Course overview and goals

This course is a continuation of "Real Analysis I" in the first quarter. In this course, we deal with more advanced concepts and properties of measures and integration by means of measures (Lebesgue integration). We first explain construction and extension of measure. Second, we show the relation between Lebesgue integral and Riemann integral. Third, we introduce function spaces defined by means of integration and studies their basic properties. Finally, we study the Fubini theorem as a measure-theoretic treatment of (iterated) integral on product spaces.
The theory of measures and integrations was constructed by Lebesgue on the basis of set theory. These concepts are a natural extension of length, area, volume and probability etc. We can naturally handle operations involving infinity (e.g. limit for figures and functions) within the framework of this theory. In this course, we would like to address how the notion of integration is extended by Lebesgue integration and how effective it is in analysis.

Course description and aims

Students are expected to:
Be able to explain the outline of basic construction of measures
Be able to explain the difference between Lebesgue integration and Riemann integration.
Be able to apply the theory of Lebesgue integration to problems in calculus.
Be familiar with the notion of functional inequalities in integration and function spaces defined by integration.
Be able to apply the Fubini theorem to calculate multiple integrals and iterated integrals correctly.

Keywords

Hopf's extension theorem, outer measure, Caratheodory measurability, Dynkin system therem, Riemann integral, H\"older's inequality, Minkowski's inequality, Lebesgue space, product measure, Fubini theorem

Competencies

• Specialist skills
• Intercultural skills
• Communication skills
• Critical thinking skills
• Practical and/or problem-solving skills

Class flow

Alternation of standard lecture course and problem session.

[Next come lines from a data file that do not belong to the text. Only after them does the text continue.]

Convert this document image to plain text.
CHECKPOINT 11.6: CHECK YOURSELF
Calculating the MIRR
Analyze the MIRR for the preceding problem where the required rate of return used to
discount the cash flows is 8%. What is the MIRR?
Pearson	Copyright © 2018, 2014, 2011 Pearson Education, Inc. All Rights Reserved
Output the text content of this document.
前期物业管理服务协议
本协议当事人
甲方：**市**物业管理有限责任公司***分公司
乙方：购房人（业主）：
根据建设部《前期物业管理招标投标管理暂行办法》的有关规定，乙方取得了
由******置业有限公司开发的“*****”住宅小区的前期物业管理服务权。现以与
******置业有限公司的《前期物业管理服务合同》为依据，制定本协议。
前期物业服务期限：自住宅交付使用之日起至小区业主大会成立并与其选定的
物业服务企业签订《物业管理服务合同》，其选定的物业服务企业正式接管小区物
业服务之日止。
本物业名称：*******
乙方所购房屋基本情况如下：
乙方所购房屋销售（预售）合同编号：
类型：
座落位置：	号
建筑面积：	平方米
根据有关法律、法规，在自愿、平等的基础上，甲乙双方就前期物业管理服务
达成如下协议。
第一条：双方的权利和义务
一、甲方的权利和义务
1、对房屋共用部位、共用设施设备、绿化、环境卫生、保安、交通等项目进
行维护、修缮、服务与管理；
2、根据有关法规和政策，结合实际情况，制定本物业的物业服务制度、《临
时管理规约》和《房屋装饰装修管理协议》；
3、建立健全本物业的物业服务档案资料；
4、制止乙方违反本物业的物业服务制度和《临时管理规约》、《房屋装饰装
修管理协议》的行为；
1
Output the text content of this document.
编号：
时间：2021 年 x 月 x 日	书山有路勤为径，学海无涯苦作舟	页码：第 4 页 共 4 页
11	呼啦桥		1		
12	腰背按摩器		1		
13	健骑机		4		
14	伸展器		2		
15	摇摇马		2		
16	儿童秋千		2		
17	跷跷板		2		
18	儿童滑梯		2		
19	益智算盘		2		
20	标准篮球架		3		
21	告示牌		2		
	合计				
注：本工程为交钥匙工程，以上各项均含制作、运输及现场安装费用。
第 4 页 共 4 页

Course schedule/Objectives

Study advice (preparation and review)

To enhance effective learning, students are encouraged to spend approximately 100 minutes preparing for class and another 100 minutes reviewing class content afterwards (including assignments) for each class.
They should do so by referring to textbooks and other course material.

Textbook(s)

None required.

Reference books, course materials, etc.

Basic of Lebesgue integral, Masanori Hino

Evaluation methods and criteria

Examination, report and presentation.

Related courses

• MTH.C305 ： Real Analysis I
• MTH.C201 ： Introduction to Analysis I

Prerequisites

Student are required to have passed Real Analysis I.
Students are expected to have passed Introduction to Analysis I+II and Introduction to Topology I+II.